Em meio à irredutibilidade de ambos, Renato só se acalmou quando desceu aos vestiários e conversou com o técnico Valdir Espinosa, um tanto quanto incrédulo. Então, jogador e técnico voltaram ao gabinete presidencial. “Mandei ver o que estamos te devendo, Renato, e o contrato vai ser rescindido”, fuzilou Koff, de bate-pronto. E o ponta direita, que não era bobo nem nada, logo encontrou sua maneira de reverter a situação: “Posso pagar a multa com o bicho do Mundial?”.

Quinze dias depois, o ex- auxiliar de padeiro estava em Tóquio, arrebentando contra o Hamburgo. Já na comemoração pelo título, dentro do vestiário, o autor de dois gols perguntou: “Tá paga a multa?”. “Claro que não, Renato! Fizeste dois gols, mas tens que desembolsar o valor”, ouviu de volta. Segundo Koff, a partir de então é que os dois se tornaram realmente grandes amigos. O dia 13 de maio, aliás, virou data de um ritual inquebrável a Renato: sempre ligava a Koff, desejando feliz aniversário.

O último momento em que Renato e Koff trabalharam juntos, como funcionário e presidente, foi durante a segunda passagem do já treinador pelo Grêmio, em 2013. O dirigente trouxe seu pupilo para assumir o time no início do Campeonato Brasileiro e, durante a apresentação, o ex-jogador deu um carinhoso beijo na testa do cartola – coisa de pai para filho. “Eu estou voltando no tempo te trazendo, te conheço desde menino. Desde 1983, tomaste outros rumos, a minha vida teve outros episódios… O Grêmio se impunha pela raça, pela determinação. Ninguém mais representava esse espírito, essa coragem, que tu tinhas desde menino. Estava faltando ao Grêmio o teu espírito, a tua raça, a tua determinação, a tua coragem. Tu chegas não porque te quero como apenas como amigo. Estás chegando aqui porque o Grêmio precisa de ti”, anunciou Koff.

A parceria mais uma vez deu certo e Portaluppi superou as expectativas, levando os tricolores ao vice-campeonato nacional, que rendeu uma vaga na Copa Libertadores. Contudo, ao final do ano, o técnico não chegou a um acordo com a diretoria para renovação de seu contrato e decidiu sair. O que não diminui a doçura com o amigo. “Gostaria de agradecer publicamente ao Dr. Fábio Koff por todo o carinho que sempre demonstrou por mim e pela confiança na minha capacidade profissional”, declarou o comandante, em sua despedida.

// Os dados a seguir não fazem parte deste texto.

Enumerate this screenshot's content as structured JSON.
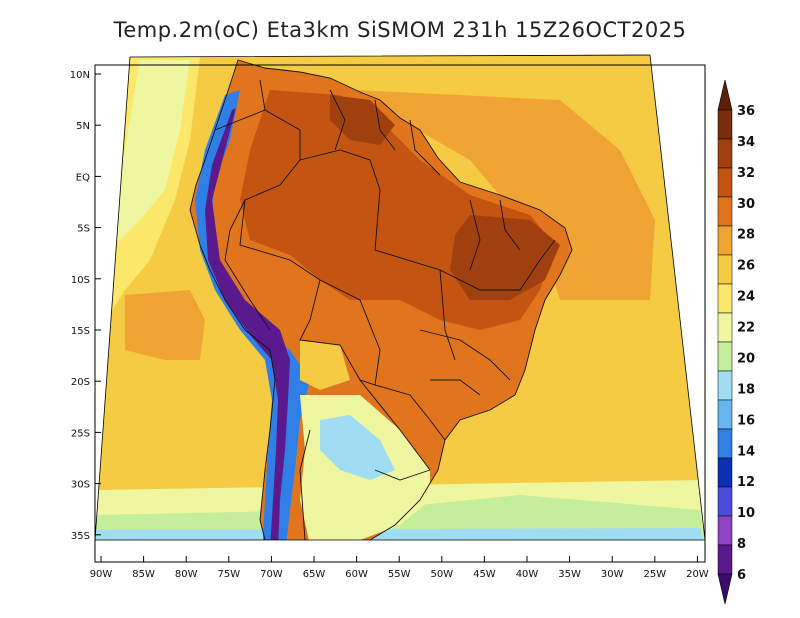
{
  "title": "Temp.2m(oC) Eta3km SiSMOM 231h 15Z26OCT2025",
  "lat_labels": [
    "10N",
    "5N",
    "EQ",
    "5S",
    "10S",
    "15S",
    "20S",
    "25S",
    "30S",
    "35S"
  ],
  "lon_labels": [
    "90W",
    "85W",
    "80W",
    "75W",
    "70W",
    "65W",
    "60W",
    "55W",
    "50W",
    "45W",
    "40W",
    "35W",
    "30W",
    "25W",
    "20W"
  ],
  "colorbar": {
    "labels": [
      "36",
      "34",
      "32",
      "30",
      "28",
      "26",
      "24",
      "22",
      "20",
      "18",
      "16",
      "14",
      "12",
      "10",
      "8",
      "6"
    ],
    "colors": [
      "#7a2d0e",
      "#a1400f",
      "#c35412",
      "#e0751e",
      "#f0a433",
      "#f6cb44",
      "#fbe86b",
      "#eef7a0",
      "#c4ee9a",
      "#a0dcf2",
      "#66b7f0",
      "#2f7fe6",
      "#0c2fb4",
      "#4c4cdc",
      "#8e44c4",
      "#5a1a8e"
    ],
    "top_arrow_color": "#5e1f08",
    "bottom_arrow_color": "#3c0c6a"
  },
  "field_colors": {
    "ocean_warm": "#f6cb44",
    "ocean_mid": "#fbe86b",
    "ocean_cool": "#eef7a0",
    "ocean_cold": "#c4ee9a",
    "ocean_colder": "#a0dcf2",
    "ocean_coldest": "#66b7f0",
    "ocean_orange": "#f0a433",
    "land_hot": "#e0751e",
    "land_hotter": "#c35412",
    "land_hottest": "#a1400f",
    "andes_blue": "#2f7fe6",
    "andes_purple": "#5a1a8e",
    "southern_land": "#eef7a0",
    "southern_cool": "#a0dcf2"
  }
}
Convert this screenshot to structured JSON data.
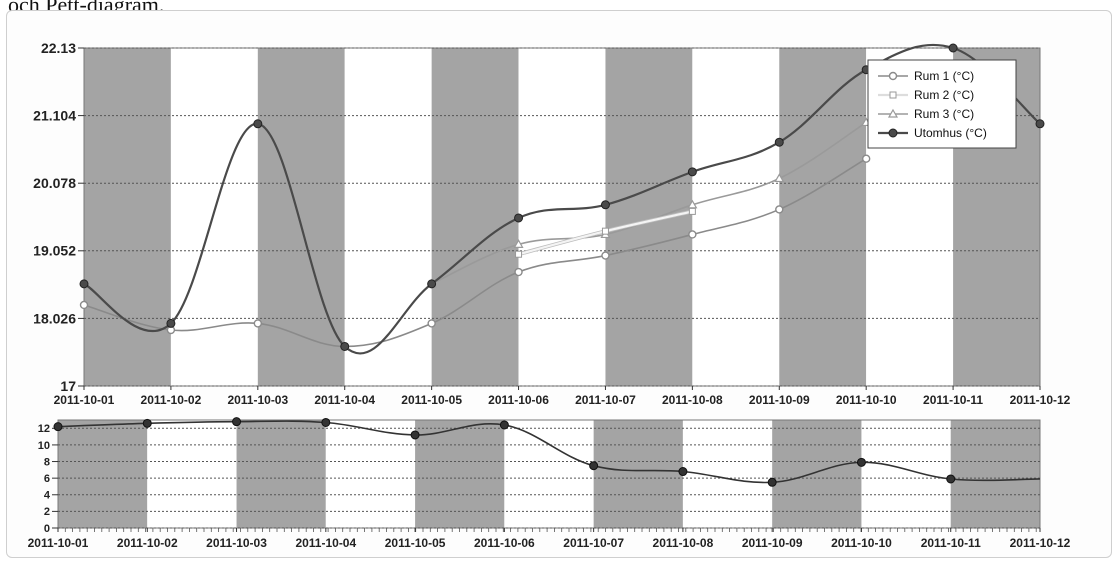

Já em 2017, Fábio Koff seguia confiando em Renato como o responsável por retomar as glórias gremistas. Era, afinal, seu ‘herdeiro’ na tarefa. “Renato é uma pessoa extremamente inteligente, tem liderança de grupo, gerencia as ideias. Ele adquiriu uma consciência profissional muito forte. Antes, apagava incêndios e voltava para o Rio, hoje está integrado. É um dos melhores técnicos do futebol sul-americano”, avaliou o ex-presidente, às vésperas da final contra o Lanús, ao Zero Hora. Mostra de uma relação afetuosa que perdurou até os últimos dias de vida do ‘pai’. O próximo 13 de maio certamente será mais vazio a Renato.